# Extracting the Titanic Disaster Data from Kaggle

### Install python-dotenv package so we can use the .env file with our Kaggle credentials

In [1]:
# uncomment and execute the following line if package not already installed
#
#!pip install python-dotenv

### Import find and load functions from python-dotenv, then use to find the .env file and load environment variables

In [2]:
from dotenv import load_dotenv, find_dotenv

# find .env automatically by walking up directories until found
dotenv_path = find_dotenv()

# load up the entries as environment variables; True means success
load_dotenv(dotenv_path)

True

### Check Kaggle credentials

Obviously these are not my actual credentials; and even if they were, I wouldn't want to display them in this notebook.

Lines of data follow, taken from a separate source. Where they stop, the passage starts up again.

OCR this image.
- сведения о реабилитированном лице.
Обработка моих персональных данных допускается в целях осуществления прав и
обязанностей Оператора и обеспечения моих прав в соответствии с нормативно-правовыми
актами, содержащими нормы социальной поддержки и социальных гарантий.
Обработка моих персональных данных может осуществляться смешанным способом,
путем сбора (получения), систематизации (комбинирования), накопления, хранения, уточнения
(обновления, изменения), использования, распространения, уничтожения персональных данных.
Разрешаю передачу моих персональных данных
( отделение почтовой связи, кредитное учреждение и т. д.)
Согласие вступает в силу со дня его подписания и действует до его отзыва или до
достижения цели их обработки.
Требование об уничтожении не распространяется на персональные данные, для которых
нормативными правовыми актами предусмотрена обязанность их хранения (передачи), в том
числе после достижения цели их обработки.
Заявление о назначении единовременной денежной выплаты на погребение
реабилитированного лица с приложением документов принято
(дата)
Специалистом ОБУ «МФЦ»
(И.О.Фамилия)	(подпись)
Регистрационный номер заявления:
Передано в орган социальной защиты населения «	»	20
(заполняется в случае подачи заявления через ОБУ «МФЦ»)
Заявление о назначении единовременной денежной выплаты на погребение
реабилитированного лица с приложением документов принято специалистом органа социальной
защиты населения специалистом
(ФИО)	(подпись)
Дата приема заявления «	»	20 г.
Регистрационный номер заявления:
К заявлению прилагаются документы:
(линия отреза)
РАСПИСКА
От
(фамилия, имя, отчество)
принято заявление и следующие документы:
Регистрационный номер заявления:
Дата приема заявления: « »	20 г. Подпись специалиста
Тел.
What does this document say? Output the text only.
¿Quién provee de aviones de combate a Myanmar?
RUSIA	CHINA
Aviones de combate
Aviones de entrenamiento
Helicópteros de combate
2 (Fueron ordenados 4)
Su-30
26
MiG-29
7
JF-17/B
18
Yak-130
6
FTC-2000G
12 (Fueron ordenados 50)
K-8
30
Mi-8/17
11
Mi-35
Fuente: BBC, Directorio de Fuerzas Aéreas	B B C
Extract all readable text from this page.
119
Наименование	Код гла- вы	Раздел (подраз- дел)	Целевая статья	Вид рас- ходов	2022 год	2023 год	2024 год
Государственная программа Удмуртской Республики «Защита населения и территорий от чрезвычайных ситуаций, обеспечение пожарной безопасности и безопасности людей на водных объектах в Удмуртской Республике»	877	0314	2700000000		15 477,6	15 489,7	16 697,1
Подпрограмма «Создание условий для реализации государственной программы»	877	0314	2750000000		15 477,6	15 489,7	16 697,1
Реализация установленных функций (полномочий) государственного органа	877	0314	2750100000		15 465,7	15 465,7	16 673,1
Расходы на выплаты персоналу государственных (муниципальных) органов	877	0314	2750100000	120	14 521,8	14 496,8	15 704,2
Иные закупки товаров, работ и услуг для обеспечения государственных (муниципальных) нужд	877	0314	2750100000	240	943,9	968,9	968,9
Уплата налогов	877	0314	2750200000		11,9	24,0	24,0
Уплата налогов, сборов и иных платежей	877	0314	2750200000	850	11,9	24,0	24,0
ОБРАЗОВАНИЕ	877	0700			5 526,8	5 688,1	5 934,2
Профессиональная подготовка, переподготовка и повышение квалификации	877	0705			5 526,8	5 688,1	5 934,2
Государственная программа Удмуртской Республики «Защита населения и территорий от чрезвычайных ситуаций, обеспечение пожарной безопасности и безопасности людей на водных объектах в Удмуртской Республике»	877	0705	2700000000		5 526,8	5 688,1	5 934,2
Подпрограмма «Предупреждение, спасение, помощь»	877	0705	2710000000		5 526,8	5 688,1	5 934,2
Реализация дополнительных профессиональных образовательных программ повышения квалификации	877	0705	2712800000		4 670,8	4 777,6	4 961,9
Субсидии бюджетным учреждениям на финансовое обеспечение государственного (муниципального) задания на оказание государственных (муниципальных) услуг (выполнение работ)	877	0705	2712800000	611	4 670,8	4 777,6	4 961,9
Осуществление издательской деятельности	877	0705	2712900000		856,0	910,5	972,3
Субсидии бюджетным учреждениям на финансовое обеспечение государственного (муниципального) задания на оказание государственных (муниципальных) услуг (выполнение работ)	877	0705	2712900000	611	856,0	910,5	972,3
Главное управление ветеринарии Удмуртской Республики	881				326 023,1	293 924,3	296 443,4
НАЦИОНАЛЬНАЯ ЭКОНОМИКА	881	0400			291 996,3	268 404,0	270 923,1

This is just a code snipet that you can use to check that everything is working correctly up to this point

In [3]:
# load os package
import os

# get Kaggle credentials and print to screen
KAGGLE_USERNAME = os.environ.get("KAGGLE_USERNAME")
KAGGLE_PASSWORD = os.environ.get("KAGGLE_PASSWORD")
print('username: ', KAGGLE_USERNAME, '\npassword: ', KAGGLE_PASSWORD)

username:  your_kaggle_username 
password:  your_kaggle_password


# Download the training and test data from Kaggle

### Load requests library

In [4]:
# import useful stuff
import requests
from requests import session

### Download train data and print to screen (DO NOT DO THIS)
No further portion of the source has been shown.